Barriers to Colombian schools’ success are large class sizes, lack of a universal curriculum and testing system, and of course, access for the poorest families. Private schools generally have smaller class sizes, better teachers, and standards and repeatedly show better English language acquisition, as evidenced by scores on the commonly used SABER exam. Public education facilities make up 85% of Colombian elementary schools and 60% of middle schools. In 2011, 72% of Colombian colleges were privately funded, and their exorbitant costs make it extremely hard to access higher education. The amount earned by a Colombian making minimum wage is nearly equal to the average monthly tuition of a private school.

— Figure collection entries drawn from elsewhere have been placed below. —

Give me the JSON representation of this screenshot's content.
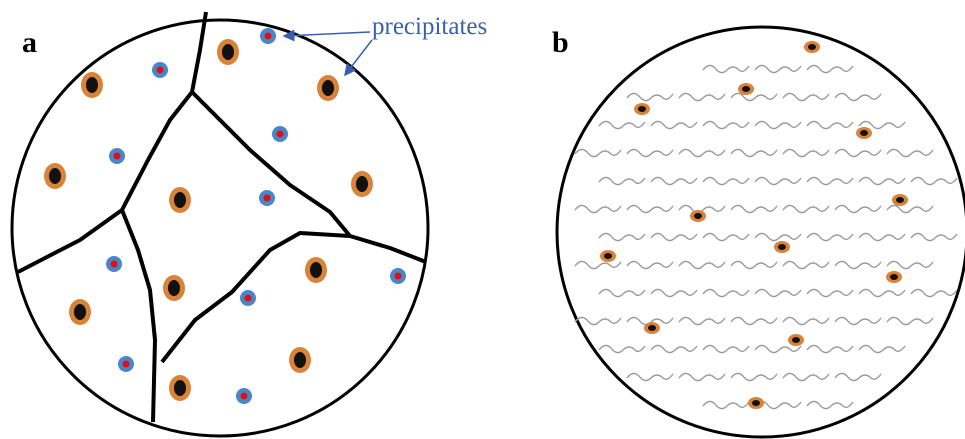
{
  "panels": [
    {
      "label": "a"
    },
    {
      "label": "b"
    }
  ],
  "annotation": {
    "text": "precipitates"
  }
}
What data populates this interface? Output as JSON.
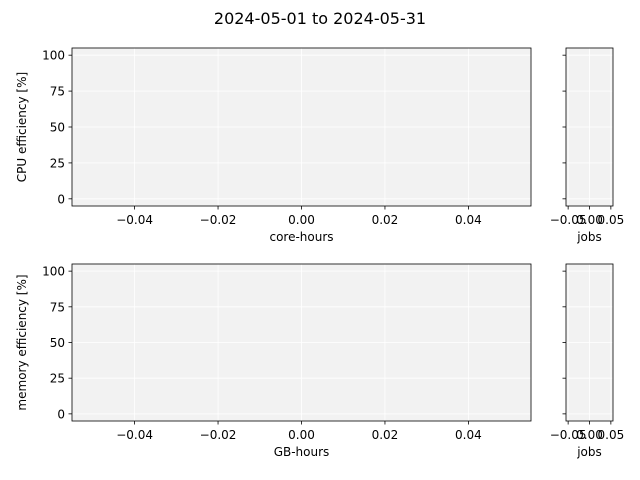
{
  "figure_title": "2024-05-01 to 2024-05-31",
  "chart_data": [
    {
      "type": "scatter",
      "panel": "cpu-main",
      "title": "",
      "xlabel": "core-hours",
      "ylabel": "CPU efficiency [%]",
      "xlim": [
        -0.055,
        0.055
      ],
      "ylim": [
        -5,
        105
      ],
      "xticks": [
        -0.04,
        -0.02,
        0.0,
        0.02,
        0.04
      ],
      "xtick_labels": [
        "−0.04",
        "−0.02",
        "0.00",
        "0.02",
        "0.04"
      ],
      "yticks": [
        0,
        25,
        50,
        75,
        100
      ],
      "ytick_labels": [
        "0",
        "25",
        "50",
        "75",
        "100"
      ],
      "grid": true,
      "background": "#f2f2f2",
      "series": [
        {
          "x": [],
          "y": []
        }
      ]
    },
    {
      "type": "bar",
      "panel": "cpu-side",
      "title": "",
      "xlabel": "jobs",
      "ylabel": "",
      "xlim": [
        -0.055,
        0.055
      ],
      "ylim": [
        -5,
        105
      ],
      "xticks": [
        -0.05,
        0.0,
        0.05
      ],
      "xtick_labels": [
        "−0.05",
        "0.00",
        "0.05"
      ],
      "yticks": [
        0,
        25,
        50,
        75,
        100
      ],
      "ytick_labels": [
        "",
        "",
        "",
        "",
        ""
      ],
      "grid": true,
      "background": "#f2f2f2",
      "series": [
        {
          "values": []
        }
      ]
    },
    {
      "type": "scatter",
      "panel": "mem-main",
      "title": "",
      "xlabel": "GB-hours",
      "ylabel": "memory efficiency [%]",
      "xlim": [
        -0.055,
        0.055
      ],
      "ylim": [
        -5,
        105
      ],
      "xticks": [
        -0.04,
        -0.02,
        0.0,
        0.02,
        0.04
      ],
      "xtick_labels": [
        "−0.04",
        "−0.02",
        "0.00",
        "0.02",
        "0.04"
      ],
      "yticks": [
        0,
        25,
        50,
        75,
        100
      ],
      "ytick_labels": [
        "0",
        "25",
        "50",
        "75",
        "100"
      ],
      "grid": true,
      "background": "#f2f2f2",
      "series": [
        {
          "x": [],
          "y": []
        }
      ]
    },
    {
      "type": "bar",
      "panel": "mem-side",
      "title": "",
      "xlabel": "jobs",
      "ylabel": "",
      "xlim": [
        -0.055,
        0.055
      ],
      "ylim": [
        -5,
        105
      ],
      "xticks": [
        -0.05,
        0.0,
        0.05
      ],
      "xtick_labels": [
        "−0.05",
        "0.00",
        "0.05"
      ],
      "yticks": [
        0,
        25,
        50,
        75,
        100
      ],
      "ytick_labels": [
        "",
        "",
        "",
        "",
        ""
      ],
      "grid": true,
      "background": "#f2f2f2",
      "series": [
        {
          "values": []
        }
      ]
    }
  ]
}
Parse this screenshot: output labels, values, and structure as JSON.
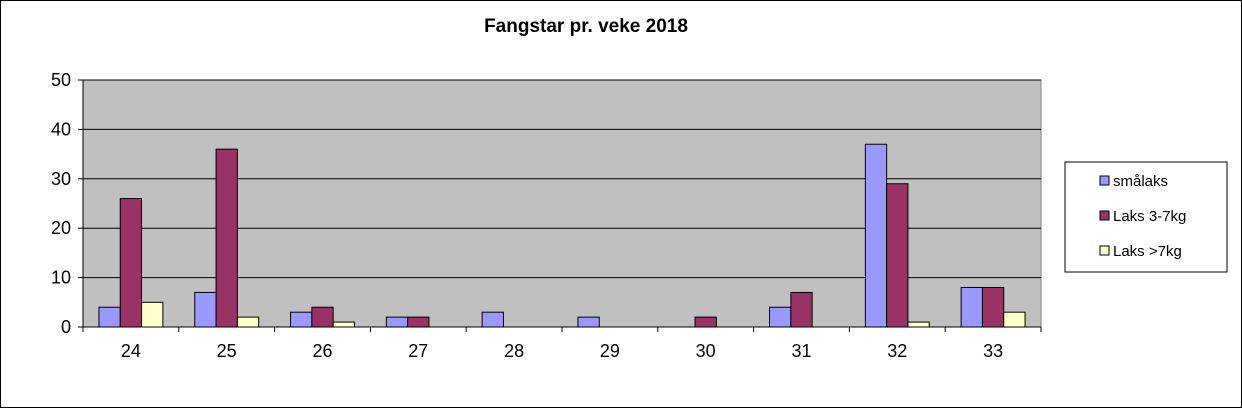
{
  "chart_data": {
    "type": "bar",
    "title": "Fangstar  pr.  veke 2018",
    "categories": [
      "24",
      "25",
      "26",
      "27",
      "28",
      "29",
      "30",
      "31",
      "32",
      "33"
    ],
    "ylim": [
      0,
      50
    ],
    "yticks": [
      "0",
      "10",
      "20",
      "30",
      "40",
      "50"
    ],
    "grid": true,
    "legend_position": "right",
    "plot_background": "#c0c0c0",
    "series": [
      {
        "name": "smålaks",
        "color": "#9999ff",
        "values": [
          4,
          7,
          3,
          2,
          3,
          2,
          0,
          4,
          37,
          8
        ]
      },
      {
        "name": "Laks 3-7kg",
        "color": "#993366",
        "values": [
          26,
          36,
          4,
          2,
          0,
          0,
          2,
          7,
          29,
          8
        ]
      },
      {
        "name": "Laks >7kg",
        "color": "#ffffcc",
        "values": [
          5,
          2,
          1,
          0,
          0,
          0,
          0,
          0,
          1,
          3
        ]
      }
    ]
  }
}
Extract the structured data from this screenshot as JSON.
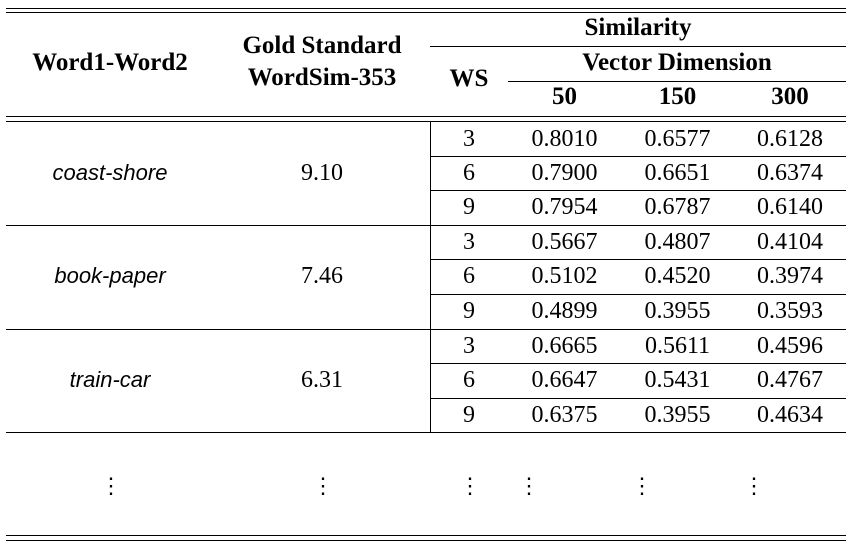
{
  "table": {
    "headers": {
      "word_pair": "Word1-Word2",
      "gold_line1": "Gold Standard",
      "gold_line2": "WordSim-353",
      "similarity": "Similarity",
      "ws": "WS",
      "vector_dimension": "Vector Dimension",
      "dims": [
        "50",
        "150",
        "300"
      ]
    },
    "groups": [
      {
        "pair": "coast-shore",
        "gold": "9.10",
        "rows": [
          {
            "ws": "3",
            "v50": "0.8010",
            "v150": "0.6577",
            "v300": "0.6128"
          },
          {
            "ws": "6",
            "v50": "0.7900",
            "v150": "0.6651",
            "v300": "0.6374"
          },
          {
            "ws": "9",
            "v50": "0.7954",
            "v150": "0.6787",
            "v300": "0.6140"
          }
        ]
      },
      {
        "pair": "book-paper",
        "gold": "7.46",
        "rows": [
          {
            "ws": "3",
            "v50": "0.5667",
            "v150": "0.4807",
            "v300": "0.4104"
          },
          {
            "ws": "6",
            "v50": "0.5102",
            "v150": "0.4520",
            "v300": "0.3974"
          },
          {
            "ws": "9",
            "v50": "0.4899",
            "v150": "0.3955",
            "v300": "0.3593"
          }
        ]
      },
      {
        "pair": "train-car",
        "gold": "6.31",
        "rows": [
          {
            "ws": "3",
            "v50": "0.6665",
            "v150": "0.5611",
            "v300": "0.4596"
          },
          {
            "ws": "6",
            "v50": "0.6647",
            "v150": "0.5431",
            "v300": "0.4767"
          },
          {
            "ws": "9",
            "v50": "0.6375",
            "v150": "0.3955",
            "v300": "0.4634"
          }
        ]
      }
    ],
    "ellipsis": "⋮"
  }
}
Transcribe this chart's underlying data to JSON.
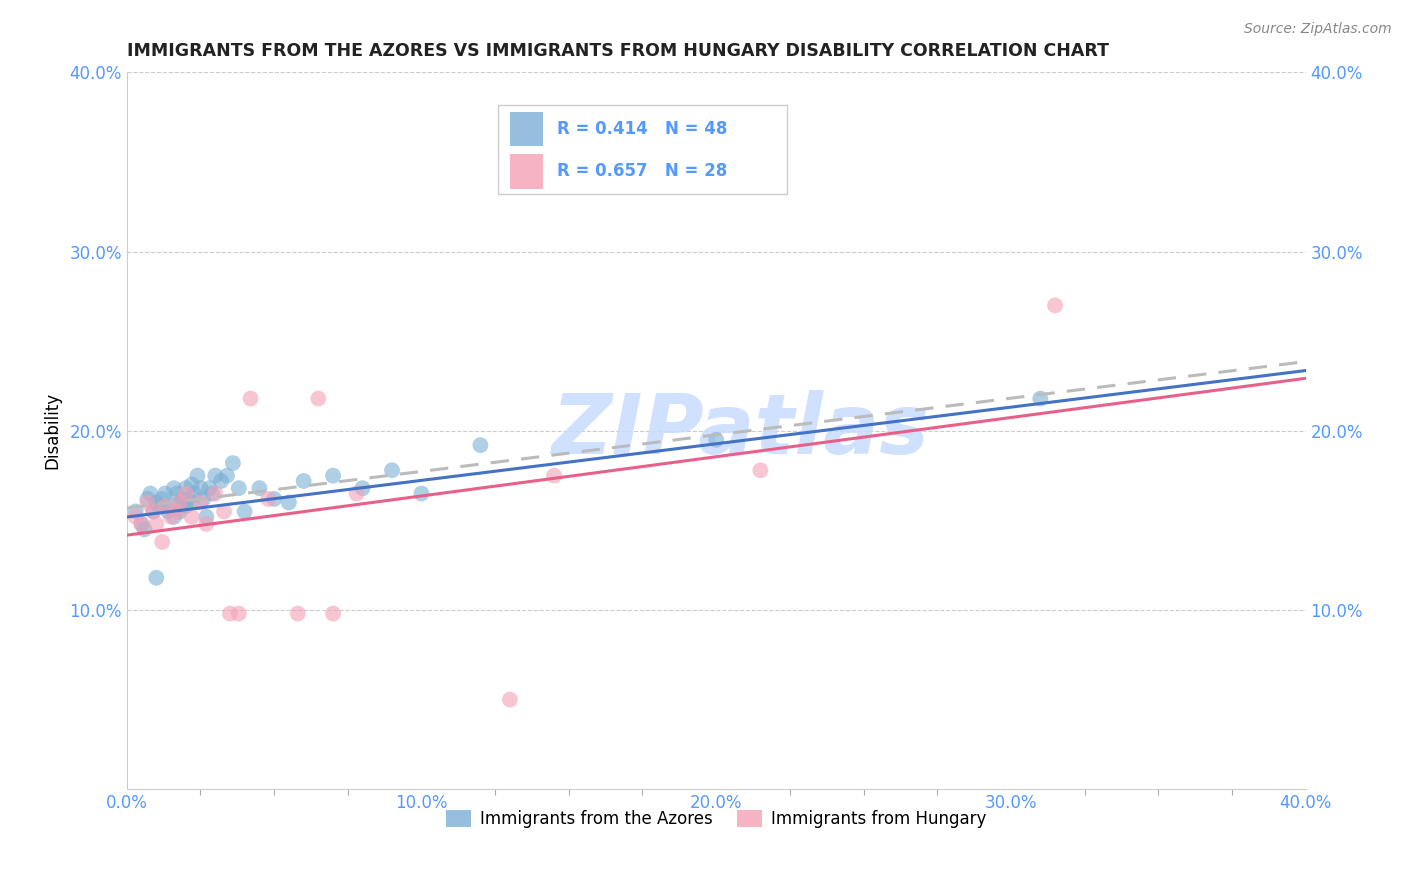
{
  "title": "IMMIGRANTS FROM THE AZORES VS IMMIGRANTS FROM HUNGARY DISABILITY CORRELATION CHART",
  "source": "Source: ZipAtlas.com",
  "ylabel": "Disability",
  "xlim": [
    0.0,
    0.4
  ],
  "ylim": [
    0.0,
    0.4
  ],
  "xtick_labels": [
    "0.0%",
    "",
    "",
    "",
    "10.0%",
    "",
    "",
    "",
    "20.0%",
    "",
    "",
    "",
    "30.0%",
    "",
    "",
    "",
    "40.0%"
  ],
  "xtick_vals": [
    0.0,
    0.025,
    0.05,
    0.075,
    0.1,
    0.125,
    0.15,
    0.175,
    0.2,
    0.225,
    0.25,
    0.275,
    0.3,
    0.325,
    0.35,
    0.375,
    0.4
  ],
  "ytick_vals": [
    0.1,
    0.2,
    0.3,
    0.4
  ],
  "ytick_labels": [
    "10.0%",
    "20.0%",
    "30.0%",
    "40.0%"
  ],
  "legend_r1": "R = 0.414",
  "legend_n1": "N = 48",
  "legend_r2": "R = 0.657",
  "legend_n2": "N = 28",
  "blue_scatter_color": "#7BAFD4",
  "pink_scatter_color": "#F4A0B5",
  "line_gray_dashed": "#BBBBBB",
  "line_blue_solid": "#4472C4",
  "line_pink_solid": "#E8608A",
  "watermark_text": "ZIPatlas",
  "watermark_color": "#C8DCFF",
  "background_color": "#FFFFFF",
  "grid_color": "#CCCCCC",
  "title_color": "#222222",
  "axis_tick_color": "#5599FF",
  "legend_box_color": "#EEEEEE",
  "azores_x": [
    0.003,
    0.005,
    0.006,
    0.007,
    0.008,
    0.009,
    0.01,
    0.01,
    0.011,
    0.012,
    0.013,
    0.014,
    0.015,
    0.016,
    0.016,
    0.017,
    0.018,
    0.018,
    0.019,
    0.02,
    0.02,
    0.021,
    0.022,
    0.022,
    0.023,
    0.024,
    0.025,
    0.026,
    0.027,
    0.028,
    0.029,
    0.03,
    0.032,
    0.034,
    0.036,
    0.038,
    0.04,
    0.045,
    0.05,
    0.055,
    0.06,
    0.07,
    0.08,
    0.09,
    0.1,
    0.12,
    0.2,
    0.31
  ],
  "azores_y": [
    0.155,
    0.148,
    0.145,
    0.162,
    0.165,
    0.155,
    0.118,
    0.16,
    0.158,
    0.162,
    0.165,
    0.155,
    0.158,
    0.152,
    0.168,
    0.165,
    0.16,
    0.155,
    0.162,
    0.158,
    0.168,
    0.162,
    0.16,
    0.17,
    0.165,
    0.175,
    0.168,
    0.162,
    0.152,
    0.168,
    0.165,
    0.175,
    0.172,
    0.175,
    0.182,
    0.168,
    0.155,
    0.168,
    0.162,
    0.16,
    0.172,
    0.175,
    0.168,
    0.178,
    0.165,
    0.192,
    0.195,
    0.218
  ],
  "hungary_x": [
    0.003,
    0.005,
    0.007,
    0.009,
    0.01,
    0.012,
    0.013,
    0.015,
    0.017,
    0.018,
    0.02,
    0.022,
    0.025,
    0.027,
    0.03,
    0.033,
    0.035,
    0.038,
    0.042,
    0.048,
    0.058,
    0.065,
    0.07,
    0.078,
    0.13,
    0.145,
    0.215,
    0.315
  ],
  "hungary_y": [
    0.152,
    0.148,
    0.16,
    0.155,
    0.148,
    0.138,
    0.158,
    0.152,
    0.155,
    0.16,
    0.165,
    0.152,
    0.16,
    0.148,
    0.165,
    0.155,
    0.098,
    0.098,
    0.218,
    0.162,
    0.098,
    0.218,
    0.098,
    0.165,
    0.05,
    0.175,
    0.178,
    0.27
  ]
}
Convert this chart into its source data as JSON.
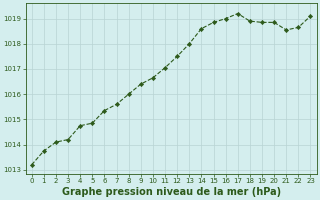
{
  "x": [
    0,
    1,
    2,
    3,
    4,
    5,
    6,
    7,
    8,
    9,
    10,
    11,
    12,
    13,
    14,
    15,
    16,
    17,
    18,
    19,
    20,
    21,
    22,
    23
  ],
  "y": [
    1013.2,
    1013.75,
    1014.1,
    1014.2,
    1014.75,
    1014.85,
    1015.35,
    1015.6,
    1016.0,
    1016.4,
    1016.65,
    1017.05,
    1017.5,
    1018.0,
    1018.6,
    1018.85,
    1019.0,
    1019.2,
    1018.9,
    1018.85,
    1018.85,
    1018.55,
    1018.65,
    1019.1
  ],
  "line_color": "#2d5a1b",
  "marker_color": "#2d5a1b",
  "bg_color": "#d4eeee",
  "grid_color": "#b8d4d4",
  "xlabel": "Graphe pression niveau de la mer (hPa)",
  "xlabel_color": "#2d5a1b",
  "xlim": [
    -0.5,
    23.5
  ],
  "ylim": [
    1012.85,
    1019.6
  ],
  "yticks": [
    1013,
    1014,
    1015,
    1016,
    1017,
    1018,
    1019
  ],
  "xticks": [
    0,
    1,
    2,
    3,
    4,
    5,
    6,
    7,
    8,
    9,
    10,
    11,
    12,
    13,
    14,
    15,
    16,
    17,
    18,
    19,
    20,
    21,
    22,
    23
  ],
  "tick_color": "#2d5a1b",
  "tick_fontsize": 5.0,
  "xlabel_fontsize": 7.0,
  "axis_color": "#2d5a1b",
  "linewidth": 0.8,
  "markersize": 2.2
}
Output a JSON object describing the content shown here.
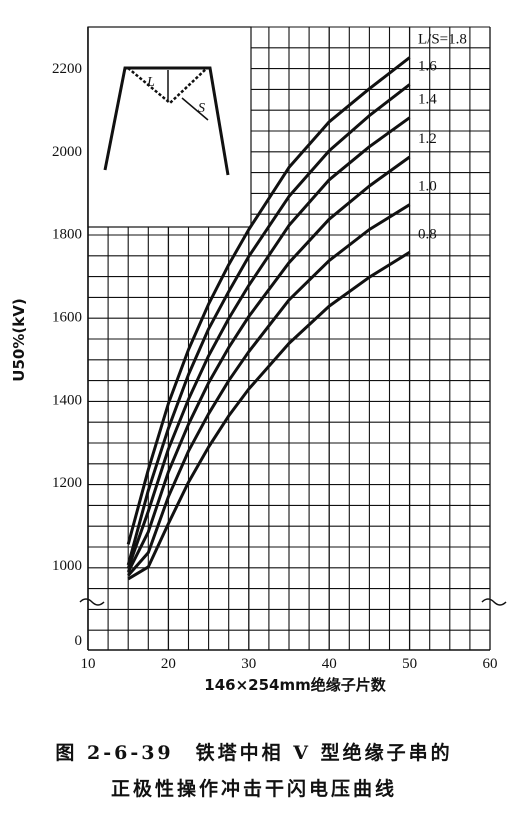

English fluency is necessary to be competitive in the global market. Without adequate English language competency, Colombians have little to look forward to career-wise. Sixty-eight percent of Colombian employers consider English competency in their hiring process and colleges have English language proficiency requirements at both entry and exit. The poorest Colombian families cannot even consider entrance due to cost and lack of availability of public programs. Even for those who can access higher education or private English classes, learning often begins too late. Research has shown that language learning occurs best from a young age. It is therefore better to begin English language acquisition in elementary school. DTML is prepared to help to remediate the barriers to equitable access to English language learning for disadvantaged families.